Setup a basic LLM cluster

Before we dive into internals, let's set up a basic LLM cluster.

This will help you see how simple it is to get started with LLMs in a distributed environment with Paddler.

To get started, you do not need multiple devices; we can run everything on your local machine.

Prerequisites

Make sure you have the Paddler binary on your local machine (see the Installation page for more details).

Starting a basic cluster

To start a basic cluster, you only need two things: the Paddler's balancer and a single agent.

If you're curious about all of the possible options you can configure when starting the balancer, you can run the paddler balancer --help command to have them listed in your terminal. For now, however, we will keep things simple and start the balancer with its default configuration.

To start the balancer, run the following command in your terminal:

paddler balancer --inference-addr 127.0.0.1:8061 --management-addr 127.0.0.1:8060

Starting the balancer this way starts two services that are minimally required to run Paddler's balancer:

  • The inference service (used by applications that connect to it to obtain tokens or embeddings)
  • The management service (which controls the whole Paddler setup). Take note of the management service's address and port - we will need them later when starting the agent.

To complete the basic cluster setup, we need to start an agent that will connect to the balancer. Running paddler agent --help will show you all the available options for the agent. There aren't many of them, and only two are needed when you start the agent: the management service's address and port, and the number of slots.

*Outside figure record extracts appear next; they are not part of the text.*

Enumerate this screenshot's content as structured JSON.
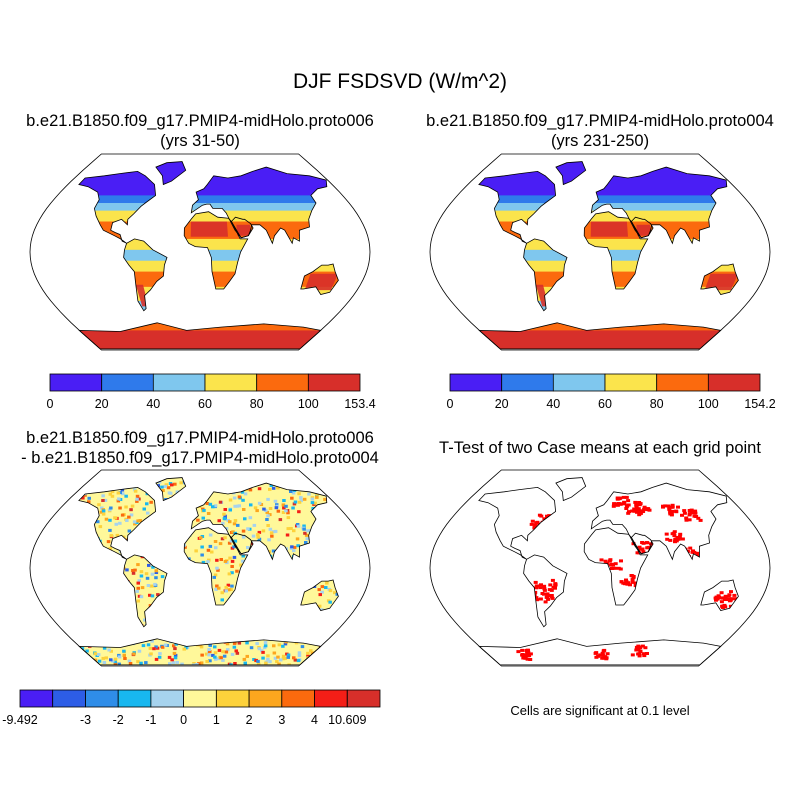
{
  "figure": {
    "title": "DJF FSDSVD (W/m^2)"
  },
  "panels": [
    {
      "id": "case1",
      "title_line1": "b.e21.B1850.f09_g17.PMIP4-midHolo.proto006",
      "title_line2": "(yrs 31-50)",
      "colorbar": {
        "colors": [
          "#4a1ef5",
          "#2f7aeb",
          "#7fc7ee",
          "#fbe44c",
          "#fb6a0e",
          "#d72f2a"
        ],
        "labels": [
          "0",
          "20",
          "40",
          "60",
          "80",
          "100",
          "153.4"
        ]
      }
    },
    {
      "id": "case2",
      "title_line1": "b.e21.B1850.f09_g17.PMIP4-midHolo.proto004",
      "title_line2": "(yrs 231-250)",
      "colorbar": {
        "colors": [
          "#4a1ef5",
          "#2f7aeb",
          "#7fc7ee",
          "#fbe44c",
          "#fb6a0e",
          "#d72f2a"
        ],
        "labels": [
          "0",
          "20",
          "40",
          "60",
          "80",
          "100",
          "154.2"
        ]
      }
    },
    {
      "id": "difference",
      "title_line1": "b.e21.B1850.f09_g17.PMIP4-midHolo.proto006",
      "title_line2": "- b.e21.B1850.f09_g17.PMIP4-midHolo.proto004",
      "colorbar": {
        "colors": [
          "#4a1ef5",
          "#2d5de6",
          "#2f8de8",
          "#18b7ef",
          "#a6d3ee",
          "#fff89a",
          "#fdd23b",
          "#fca61e",
          "#fb6a0e",
          "#f41e17",
          "#d72f2a"
        ],
        "labels": [
          "-9.492",
          "",
          "-3",
          "-2",
          "-1",
          "0",
          "1",
          "2",
          "3",
          "4",
          "10.609"
        ]
      }
    },
    {
      "id": "ttest",
      "title_line1": "T-Test of two Case means at each grid point",
      "note": "Cells are significant at 0.1 level",
      "significant_color": "#ff0000"
    }
  ]
}
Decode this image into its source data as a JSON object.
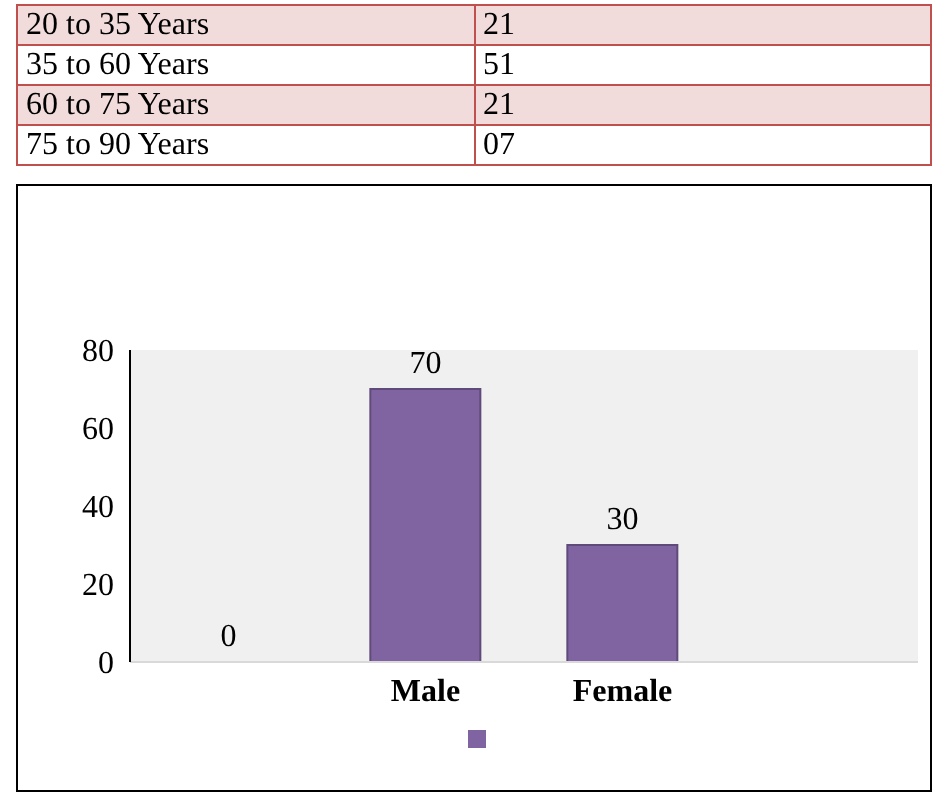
{
  "chart_data": [
    {
      "type": "other",
      "categories": [
        "20 to 35 Years",
        "35 to 60 Years",
        "60 to 75 Years",
        "75 to 90 Years"
      ],
      "value_labels": [
        "21",
        "51",
        "21",
        "07"
      ]
    },
    {
      "type": "bar",
      "categories": [
        null,
        "Male",
        "Female",
        null
      ],
      "series": [
        {
          "color": "#8064a2",
          "values": [
            0,
            70,
            30,
            null
          ]
        }
      ],
      "ylim": [
        0,
        80
      ],
      "yticks": [
        0,
        20,
        40,
        60,
        80
      ],
      "data_labels": true
    }
  ]
}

When starting the balancer, we set the management service port to 8060, so this is what we'll use to tell the agent where to connect. The number of slots is the number of concurrent requests we want the agent to handle. Let's start with 2. With that, we can start the agent with the following command:

paddler agent --management-addr 127.0.0.1:8060 --slots 2

You can also name your agent. The name is optional and it's not used anywhere by Paddler's algorithms, but it's a convenient way to identify the agent when using Paddler's API or the web admin panel. You can set it with the --name option when running the agent, like this:

paddler agent --management-addr 127.0.0.1:8060 --slots 2 --name my-agent

Now you have a basic LLM cluster running on your local machine!

Viewing your cluster

Paddler's clusters can be managed via API or a web admin panel. The web admin panel is a convenient way to see the status of your agents, set up the models, and more. You can enable the web admin panel by starting the balancer with the --web-admin-panel-addr flag followed by the address and port where you want to access it. In our case, let's start the panel on port 8062:

paddler balancer --inference-addr 127.0.0.1:8061 --management-addr 127.0.0.1:8060 --web-admin-panel-addr 127.0.0.1:8062

Now, you can view your basic cluster in your web browser by navigating to 127.0.0.1:8062!